# Butterfly Classification Pipeline Notebook

This notebook runs the full pipeline by importing functions from the repository. It executes:
1. Wing segmentation using the pretrained U-Net model
2. Data augmentation to balance the dataset
3. Fine-tuning the BiO‑CLIP classifier

Before running, please ensure you have downloaded the data and U-Net model weights as described in the project summary.

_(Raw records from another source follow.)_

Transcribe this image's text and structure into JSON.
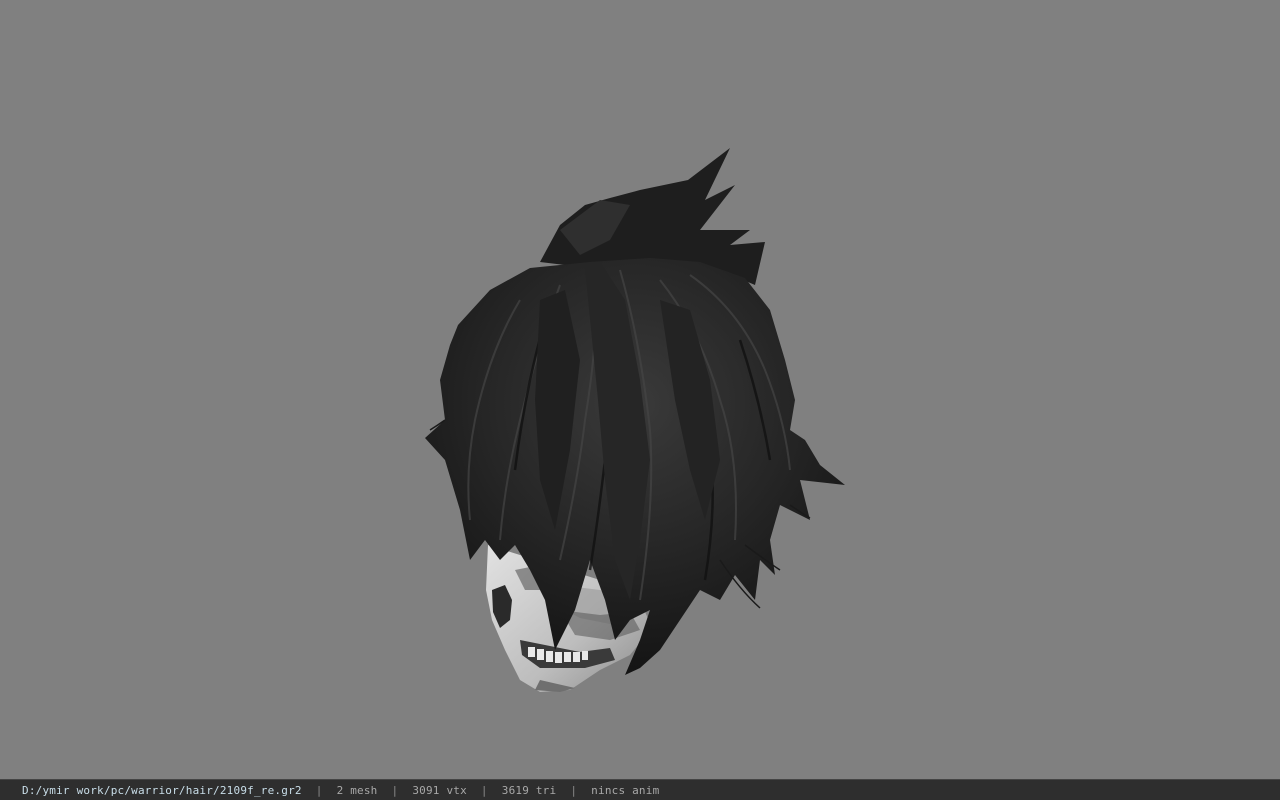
{
  "viewport": {
    "background": "#808080",
    "model": {
      "name": "hair-with-skull-mask",
      "colors": {
        "hair_dark": "#1a1a1a",
        "hair_mid": "#2c2c2c",
        "hair_light": "#3d3d3d",
        "mask_light": "#d6d6d6",
        "mask_shadow": "#4a4a4a"
      }
    }
  },
  "status_bar": {
    "file_path": "D:/ymir work/pc/warrior/hair/2109f_re.gr2",
    "separator": "|",
    "mesh_count": "2 mesh",
    "vertex_count": "3091 vtx",
    "triangle_count": "3619 tri",
    "anim_status": "nincs anim"
  }
}
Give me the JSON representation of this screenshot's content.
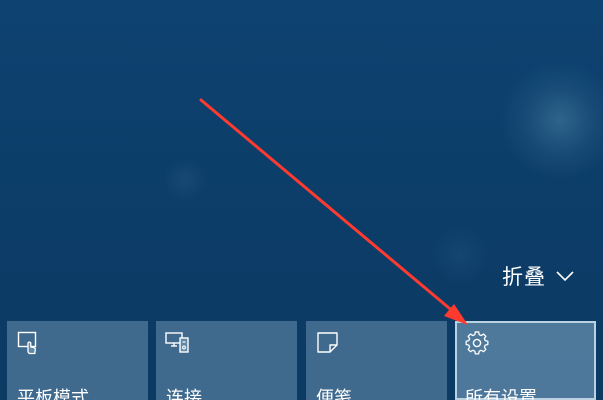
{
  "action_center": {
    "collapse": {
      "label": "折叠",
      "icon": "chevron-down-icon"
    },
    "tiles": [
      {
        "label": "平板模式",
        "icon": "tablet-mode-icon"
      },
      {
        "label": "连接",
        "icon": "connect-icon"
      },
      {
        "label": "便笺",
        "icon": "note-icon"
      },
      {
        "label": "所有设置",
        "icon": "gear-icon",
        "highlighted": true
      }
    ]
  },
  "annotation": {
    "arrow_color": "#ff3b30"
  },
  "colors": {
    "desktop_background": "#0d3f6b",
    "tile_background": "#6088a8",
    "text": "#ffffff"
  }
}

Adjust the placeholder paths and parameters as needed.

In [None]:
# Add repository folders to the Python path
import sys
import os

# Adjust these relative paths if your repository structure is different
current_dir = os.getcwd()
sys.path.append(os.path.join(current_dir, '..', 'remove_bg'))
sys.path.append(os.path.join(current_dir, '..', 'augmentation'))
sys.path.append(os.path.join(current_dir, '..', 'finetune_bioclip'))

# Define common paths (update these paths as needed)
PRETRAINED_UNET_MODEL = os.path.join('..', 'models', 'best_unet_model.pth')
METADATA_CSV = os.path.join('..', 'data', 'metadata.csv')
OUTPUT_WING_IMAGES = os.path.join('..', 'data', 'wing_images')

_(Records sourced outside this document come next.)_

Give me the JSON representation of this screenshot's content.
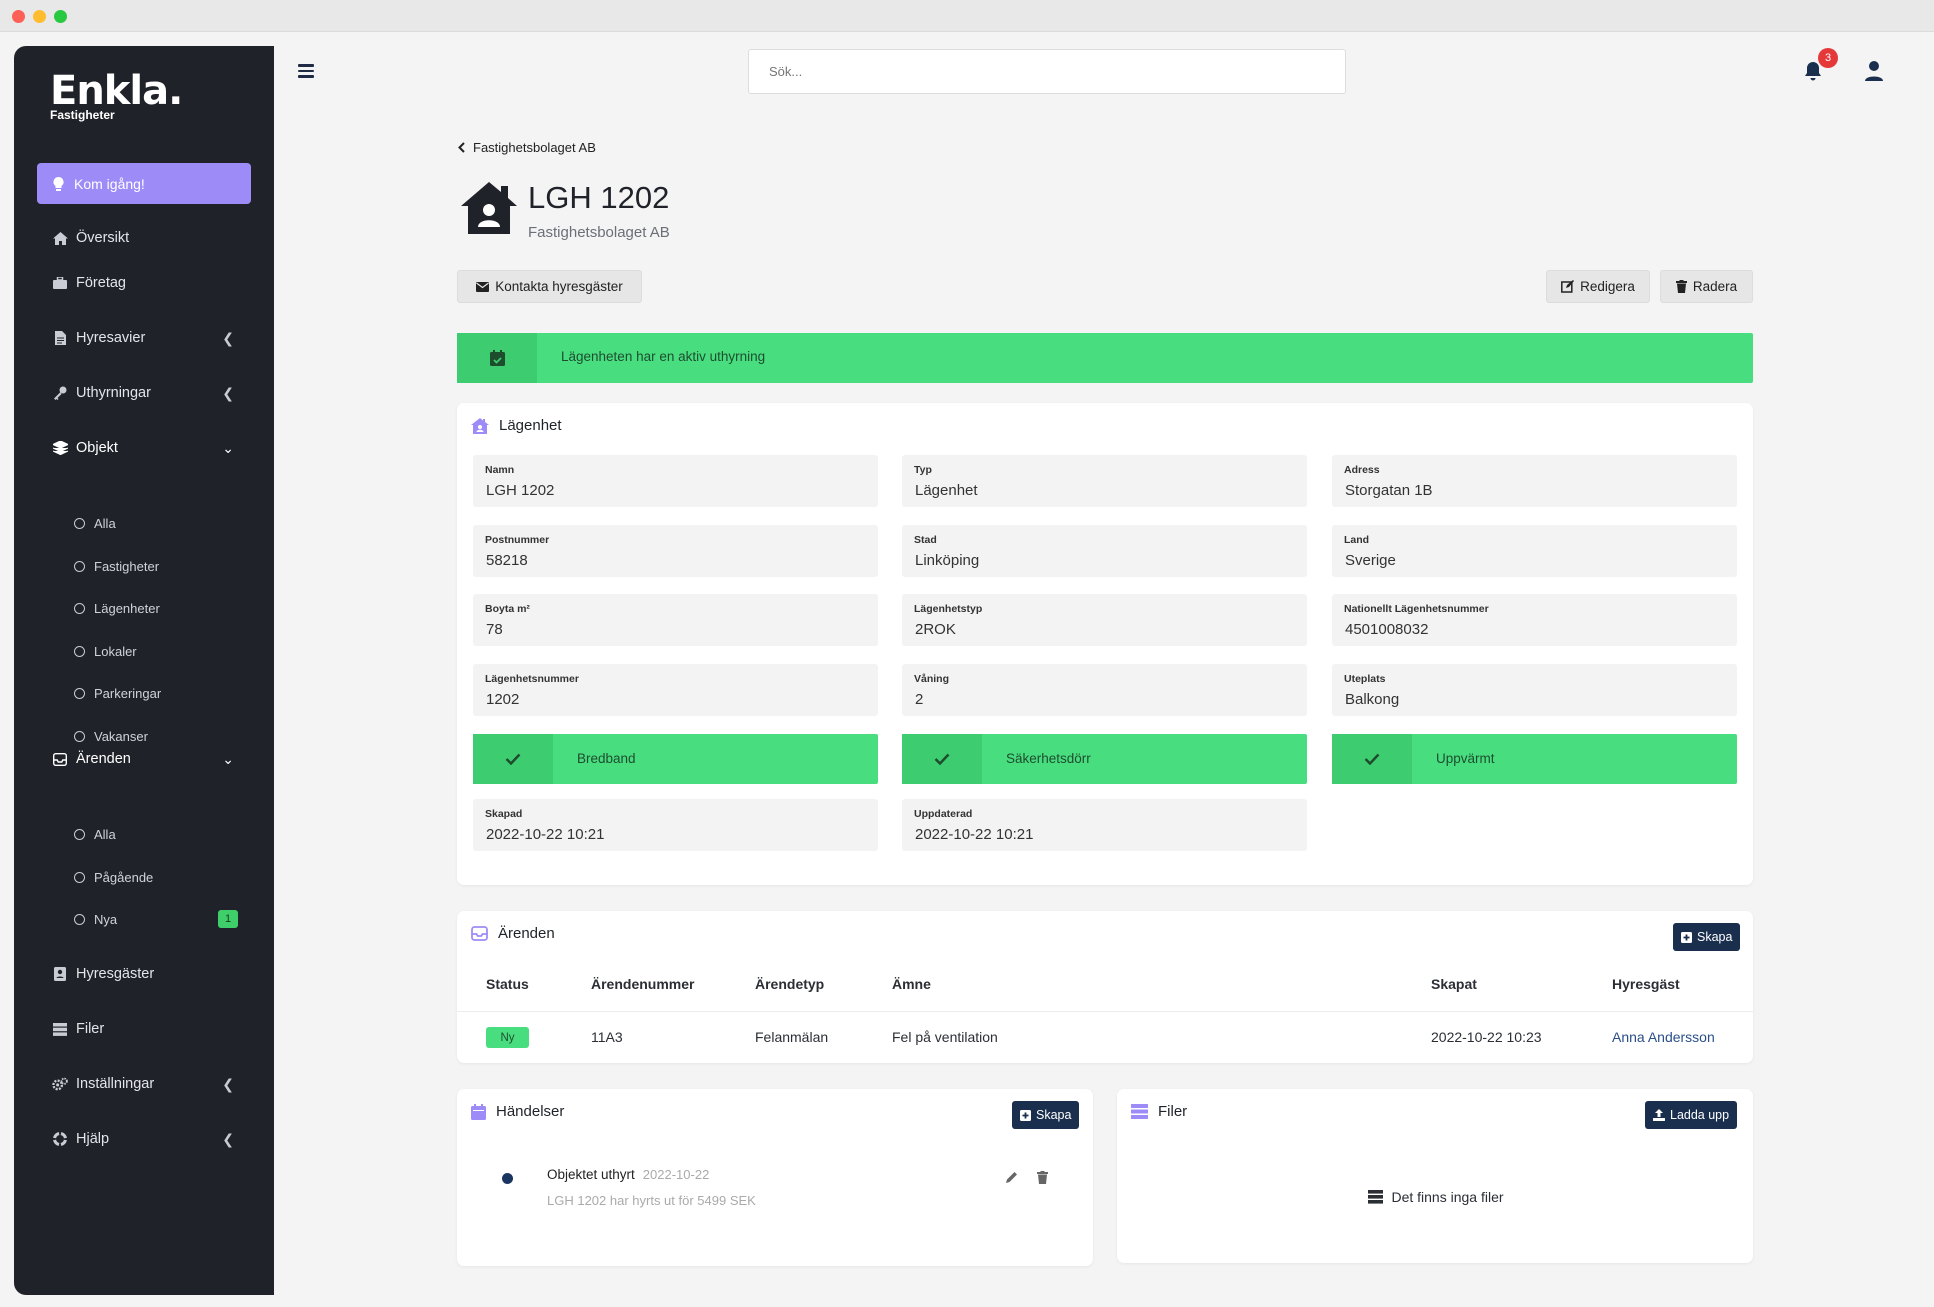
{
  "brand": {
    "name": "Enkla.",
    "sub": "Fastigheter"
  },
  "sidebar": {
    "cta": "Kom igång!",
    "items": [
      {
        "label": "Översikt",
        "icon": "home-icon"
      },
      {
        "label": "Företag",
        "icon": "briefcase-icon"
      },
      {
        "label": "Hyresavier",
        "icon": "document-icon"
      },
      {
        "label": "Uthyrningar",
        "icon": "key-icon"
      },
      {
        "label": "Objekt",
        "icon": "layers-icon"
      },
      {
        "label": "Ärenden",
        "icon": "inbox-icon"
      },
      {
        "label": "Hyresgäster",
        "icon": "contact-icon"
      },
      {
        "label": "Filer",
        "icon": "server-icon"
      },
      {
        "label": "Inställningar",
        "icon": "gears-icon"
      },
      {
        "label": "Hjälp",
        "icon": "lifering-icon"
      }
    ],
    "objekt_sub": [
      "Alla",
      "Fastigheter",
      "Lägenheter",
      "Lokaler",
      "Parkeringar",
      "Vakanser"
    ],
    "arenden_sub": [
      "Alla",
      "Pågående",
      "Nya"
    ],
    "nya_count": "1"
  },
  "topbar": {
    "search_placeholder": "Sök...",
    "notification_count": "3"
  },
  "page": {
    "breadcrumb": "Fastighetsbolaget AB",
    "title": "LGH 1202",
    "subtitle": "Fastighetsbolaget AB",
    "contact_button": "Kontakta hyresgäster",
    "edit_button": "Redigera",
    "delete_button": "Radera",
    "alert": "Lägenheten har en aktiv uthyrning"
  },
  "apartment": {
    "title": "Lägenhet",
    "fields": [
      {
        "label": "Namn",
        "value": "LGH 1202"
      },
      {
        "label": "Typ",
        "value": "Lägenhet"
      },
      {
        "label": "Adress",
        "value": "Storgatan 1B"
      },
      {
        "label": "Postnummer",
        "value": "58218"
      },
      {
        "label": "Stad",
        "value": "Linköping"
      },
      {
        "label": "Land",
        "value": "Sverige"
      },
      {
        "label": "Boyta m²",
        "value": "78"
      },
      {
        "label": "Lägenhetstyp",
        "value": "2ROK"
      },
      {
        "label": "Nationellt Lägenhetsnummer",
        "value": "4501008032"
      },
      {
        "label": "Lägenhetsnummer",
        "value": "1202"
      },
      {
        "label": "Våning",
        "value": "2"
      },
      {
        "label": "Uteplats",
        "value": "Balkong"
      }
    ],
    "features": [
      "Bredband",
      "Säkerhetsdörr",
      "Uppvärmt"
    ],
    "created": {
      "label": "Skapad",
      "value": "2022-10-22 10:21"
    },
    "updated": {
      "label": "Uppdaterad",
      "value": "2022-10-22 10:21"
    }
  },
  "cases": {
    "title": "Ärenden",
    "create_button": "Skapa",
    "columns": [
      "Status",
      "Ärendenummer",
      "Ärendetyp",
      "Ämne",
      "Skapat",
      "Hyresgäst"
    ],
    "rows": [
      {
        "status": "Ny",
        "number": "11A3",
        "type": "Felanmälan",
        "subject": "Fel på ventilation",
        "created": "2022-10-22 10:23",
        "tenant": "Anna Andersson"
      }
    ]
  },
  "events": {
    "title": "Händelser",
    "create_button": "Skapa",
    "items": [
      {
        "title": "Objektet uthyrt",
        "date": "2022-10-22",
        "desc": "LGH 1202 har hyrts ut för 5499 SEK"
      }
    ]
  },
  "files": {
    "title": "Filer",
    "upload_button": "Ladda upp",
    "empty": "Det finns inga filer"
  },
  "colors": {
    "sidebar_bg": "#1f2229",
    "accent": "#9d8cf8",
    "success": "#48de80",
    "primary_dark": "#1a2f4e",
    "danger": "#e53939"
  }
}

ORIG_IMG_FOLDER = OUTPUT_WING_IMAGES  # Use the segmented wing images
OUTPUT_AUG_IMAGES = os.path.join('..', 'data', 'augmented_images')
INPUT_CSV_FOR_AUG = METADATA_CSV  
OUTPUT_CSV_FOR_AUG = os.path.join('..', 'data', 'augmented_metadata.csv')

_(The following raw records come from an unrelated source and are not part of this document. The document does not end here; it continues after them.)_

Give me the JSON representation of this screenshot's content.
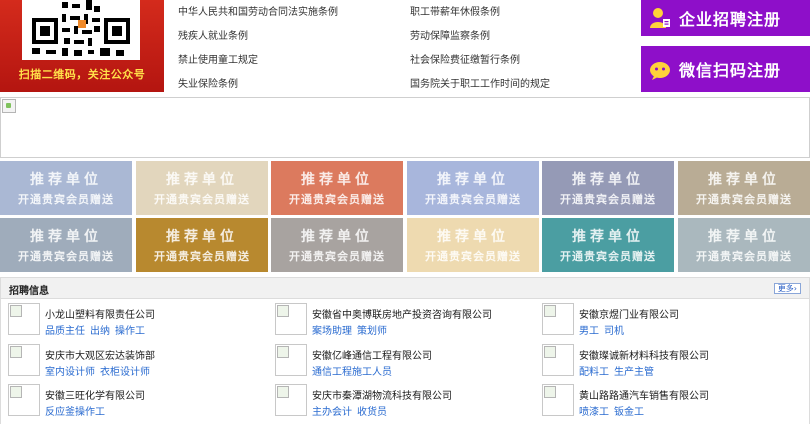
{
  "qr": {
    "caption": "扫描二维码，关注公众号"
  },
  "laws": [
    "中华人民共和国劳动合同法实施条例",
    "职工带薪年休假条例",
    "残疾人就业条例",
    "劳动保障监察条例",
    "禁止使用童工规定",
    "社会保险费征缴暂行条例",
    "失业保险条例",
    "国务院关于职工工作时间的规定"
  ],
  "register": {
    "enterprise_label": "企业招聘注册",
    "wechat_label": "微信扫码注册",
    "color": "#8e0fc9"
  },
  "tiles": [
    {
      "line1": "推荐单位",
      "line2": "开通贵宾会员赠送",
      "color": "#aab8d4"
    },
    {
      "line1": "推荐单位",
      "line2": "开通贵宾会员赠送",
      "color": "#e2d6bd"
    },
    {
      "line1": "推荐单位",
      "line2": "开通贵宾会员赠送",
      "color": "#dc7a5e"
    },
    {
      "line1": "推荐单位",
      "line2": "开通贵宾会员赠送",
      "color": "#a8b6dc"
    },
    {
      "line1": "推荐单位",
      "line2": "开通贵宾会员赠送",
      "color": "#959ab6"
    },
    {
      "line1": "推荐单位",
      "line2": "开通贵宾会员赠送",
      "color": "#b9ac95"
    },
    {
      "line1": "推荐单位",
      "line2": "开通贵宾会员赠送",
      "color": "#9facbb"
    },
    {
      "line1": "推荐单位",
      "line2": "开通贵宾会员赠送",
      "color": "#b8892f"
    },
    {
      "line1": "推荐单位",
      "line2": "开通贵宾会员赠送",
      "color": "#a8a3a0"
    },
    {
      "line1": "推荐单位",
      "line2": "开通贵宾会员赠送",
      "color": "#eedab0"
    },
    {
      "line1": "推荐单位",
      "line2": "开通贵宾会员赠送",
      "color": "#4b9ea2"
    },
    {
      "line1": "推荐单位",
      "line2": "开通贵宾会员赠送",
      "color": "#aab8be"
    }
  ],
  "recruit": {
    "title": "招聘信息",
    "more_label": "更多›",
    "companies": [
      {
        "name": "小龙山塑料有限责任公司",
        "jobs": [
          "品质主任",
          "出纳",
          "操作工"
        ]
      },
      {
        "name": "安徽省中奥博联房地产投资咨询有限公司",
        "jobs": [
          "案场助理",
          "策划师"
        ]
      },
      {
        "name": "安徽京煜门业有限公司",
        "jobs": [
          "男工",
          "司机"
        ]
      },
      {
        "name": "安庆市大观区宏达装饰部",
        "jobs": [
          "室内设计师",
          "衣柜设计师"
        ]
      },
      {
        "name": "安徽亿峰通信工程有限公司",
        "jobs": [
          "通信工程施工人员"
        ]
      },
      {
        "name": "安徽璨诚新材料科技有限公司",
        "jobs": [
          "配料工",
          "生产主管"
        ]
      },
      {
        "name": "安徽三旺化学有限公司",
        "jobs": [
          "反应釜操作工"
        ]
      },
      {
        "name": "安庆市秦潭湖物流科技有限公司",
        "jobs": [
          "主办会计",
          "收货员"
        ]
      },
      {
        "name": "黄山路路通汽车销售有限公司",
        "jobs": [
          "喷漆工",
          "钣金工"
        ]
      }
    ]
  }
}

AUG_MIN_IMAGES_PER_CLASS = 1000
AUG_PER_IMAGE_HIGH_COUNT = 1

DATA_FOR_FINETUNING = OUTPUT_CSV_FOR_AUG
IMG_DIR_FOR_FINETUNING = OUTPUT_AUG_IMAGES
CLASSIFIER_SAVE_DIR = os.path.join('..', 'models', 'bioclip_classifier')

print('Paths set up successfully.')

In [None]:
# Import functions from the custom modules
from select_wings_unet import select_wings
from albumentation_augm import augment_dataset
from finetune_aug_bg import finetune_model

print('Custom modules imported successfully.')

## 1. Wing Segmentation

This step uses the pretrained U-Net model to segment the butterfly wings. The function `select_wings` is assumed to perform the following:
- Resize input images
- Apply the U-Net to generate a segmentation mask
- Threshold the mask and remove the background

Update the paths if needed before running.

In [None]:
# Run wing segmentation
select_wings(
    model_path=PRETRAINED_UNET_MODEL,
    csv_path=METADATA_CSV,
    output_folder=OUTPUT_WING_IMAGES
)

print('Wing segmentation completed.')

## 2. Data Augmentation

This step augments the segmented wing images to ensure a balanced dataset (at least 1,000 images per class). The function `augment_dataset` should perform the necessary image augmentations and update the metadata CSV accordingly.

In [None]:
# Run data augmentation
augment_dataset(
    orig_img_folder=OUTPUT_WING_IMAGES,
    output_img_folder=OUTPUT_AUG_IMAGES,
    csv_path=INPUT_CSV_FOR_AUG,
    output_csv_path=OUTPUT_CSV_FOR_AUG,
    min_images_per_class=AUG_MIN_IMAGES_PER_CLASS,
    aug_per_image_high_count=AUG_PER_IMAGE_HIGH_COUNT
)

print('Data augmentation completed.')

## 3. Fine-Tuning BiO-CLIP

This step fine-tunes the pre-trained BiO-CLIP model for butterfly subspecies classification. The function `finetune_model` is expected to:
- Load the augmented dataset and images
- Unfreeze the last two attention blocks of the model with a small learning rate
- Train an additional classifier head with a higher learning rate
- Save the best model

Adjust any additional hyperparameters via keyword arguments as needed.

In [None]:
# Run fine-tuning
finetune_model(
    data_file=DATA_FOR_FINETUNING,
    img_dir=IMG_DIR_FOR_FINETUNING,
    clf_save_dir=CLASSIFIER_SAVE_DIR,
    # Optionally, you can pass additional hyperparameters here
    num_epochs=30,
    batch_size=32,
    lr_backbone=1e-5,
    lr_head=1e-3
)

print('Fine-tuning completed.')

## Pipeline Completed

The notebook has run all the steps of the butterfly classification pipeline:
1. Wing segmentation
2. Data augmentation
3. Fine-tuning of the BiO‑CLIP classifier

Check the output folders and saved models to verify that each step was executed correctly.